21 oct. 2009

Personal

Gano Chuma y ganamos todos, porque el tipo quiere y por que el tipo puede, el que alguna vez viendo a su papa soñó con ser lo mismo que él y ayudar a los suyos, como en las películas, aunque a veces en los filmes no alcanza una hora para proyectar todos los problemas y obstáculos que pueden surgir durante el trayecto, gano Chuma y ganamos todos, porque lo escogimos y porque lo quisimos, porque no sería la primera vez que el trata de hacerlo, porque no sería la primera vez que gana, porque no será la última, porque a partir de la elección, no será la primera vez que trabaja para los suyos, tampoco será la primera para demostrar su capacidad, esa que le costó años y esfuerzo obtener, esa que tanto le sirve y tanto nos sirve, en la que basamos anhelos y sueños. Felicidades jefe.

9 oct. 2009

Despues de los sueños

Para Joanna la intención de ser reina, fue en un principio eso, una intención, un sueño del que se despierta fácil pero que se olvida lento, ese que de niña se espera y que de grande podría ser realidad o podría ser desilusión, después de tratar de ser, aquello que los ojos ven cuando duermen, después de regresar a lo cotidiano surgió la necesidad, de dejar de desear el reconocimiento y admiración y mejor levantarse cada día con la meta de conseguir lo anhelado, no la corona tal vez, no las fotos y los grandes espectaculares, no desatar los gritos de los cercanos y provocar las miradas de los lejanos. Le queda la oportunidad de ayudar a quien lo necesita, le queda ese aprendizaje que con los días contando seguirá poniendo en práctica, porque no termina ahí, porque aun ni siquiera ha comenzado. Esto ha sido solo el inicio de una vocación, de una forma de vida.

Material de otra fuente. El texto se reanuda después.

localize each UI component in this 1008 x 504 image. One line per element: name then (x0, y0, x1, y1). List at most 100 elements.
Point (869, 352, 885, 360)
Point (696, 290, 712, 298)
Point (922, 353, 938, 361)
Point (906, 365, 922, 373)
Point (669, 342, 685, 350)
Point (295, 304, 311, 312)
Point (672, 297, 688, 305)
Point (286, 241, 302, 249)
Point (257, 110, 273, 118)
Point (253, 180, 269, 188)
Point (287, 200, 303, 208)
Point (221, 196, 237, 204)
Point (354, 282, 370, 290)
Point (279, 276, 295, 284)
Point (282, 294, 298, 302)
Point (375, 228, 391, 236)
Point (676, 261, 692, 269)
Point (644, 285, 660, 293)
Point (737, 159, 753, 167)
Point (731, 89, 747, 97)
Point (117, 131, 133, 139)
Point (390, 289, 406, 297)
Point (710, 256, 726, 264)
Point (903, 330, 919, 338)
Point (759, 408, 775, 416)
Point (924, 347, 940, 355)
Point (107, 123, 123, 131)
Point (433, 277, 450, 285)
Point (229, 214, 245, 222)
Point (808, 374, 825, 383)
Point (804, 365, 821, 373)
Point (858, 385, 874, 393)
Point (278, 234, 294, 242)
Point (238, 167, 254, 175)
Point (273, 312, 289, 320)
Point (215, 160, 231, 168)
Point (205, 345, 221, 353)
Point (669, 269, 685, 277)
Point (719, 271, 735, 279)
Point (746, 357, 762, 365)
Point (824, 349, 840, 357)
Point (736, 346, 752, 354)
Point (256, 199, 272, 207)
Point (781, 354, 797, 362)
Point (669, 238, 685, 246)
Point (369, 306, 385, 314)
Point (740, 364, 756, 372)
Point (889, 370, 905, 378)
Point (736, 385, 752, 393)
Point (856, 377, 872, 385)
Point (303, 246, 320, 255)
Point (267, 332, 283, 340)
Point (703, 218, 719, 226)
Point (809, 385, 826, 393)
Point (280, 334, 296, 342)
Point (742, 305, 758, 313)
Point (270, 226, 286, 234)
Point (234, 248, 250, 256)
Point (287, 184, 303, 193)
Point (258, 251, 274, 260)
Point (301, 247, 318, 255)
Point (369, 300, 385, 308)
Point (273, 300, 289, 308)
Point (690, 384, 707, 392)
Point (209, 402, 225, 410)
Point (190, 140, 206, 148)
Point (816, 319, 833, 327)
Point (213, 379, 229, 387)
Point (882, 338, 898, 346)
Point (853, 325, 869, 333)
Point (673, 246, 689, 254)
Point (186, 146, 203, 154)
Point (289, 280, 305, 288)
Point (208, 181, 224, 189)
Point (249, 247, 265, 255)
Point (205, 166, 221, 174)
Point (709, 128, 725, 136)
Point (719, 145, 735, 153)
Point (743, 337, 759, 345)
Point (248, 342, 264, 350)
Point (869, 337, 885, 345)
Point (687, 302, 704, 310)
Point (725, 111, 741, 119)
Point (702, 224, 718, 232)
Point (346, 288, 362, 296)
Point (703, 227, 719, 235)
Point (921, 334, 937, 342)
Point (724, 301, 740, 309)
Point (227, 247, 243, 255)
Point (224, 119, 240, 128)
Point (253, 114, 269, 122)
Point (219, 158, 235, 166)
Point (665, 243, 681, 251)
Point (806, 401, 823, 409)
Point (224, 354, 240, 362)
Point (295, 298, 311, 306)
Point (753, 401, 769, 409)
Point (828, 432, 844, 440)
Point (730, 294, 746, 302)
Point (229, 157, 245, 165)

Es la parte del tiempo en el que Joanna entendió, comprendió y acepto que es lo que quiere hacer mientras lo pueda hacer. Porque el apoyar a quien no tiene nada, al que batalla y aun así no se rinde, no es solo para una plana en un diario o una entrevista en la televisión, va mas allá, mas dentro, más profundo, es entender que podemos tender la mano, es hacer lo adecuado, portarse como igual a los demás y sentirse parte de ellos, de sus vidas, de sus tristezas y de sus anhelos. Es por eso que aun no termina, es por eso que apenas comienza. Porque los aplausos a veces vienen en mayoría y a veces se quedan en el camino, pero nuestras acciones, esas siempre, nos identificaran, ante los demás y ante nosotros mismos.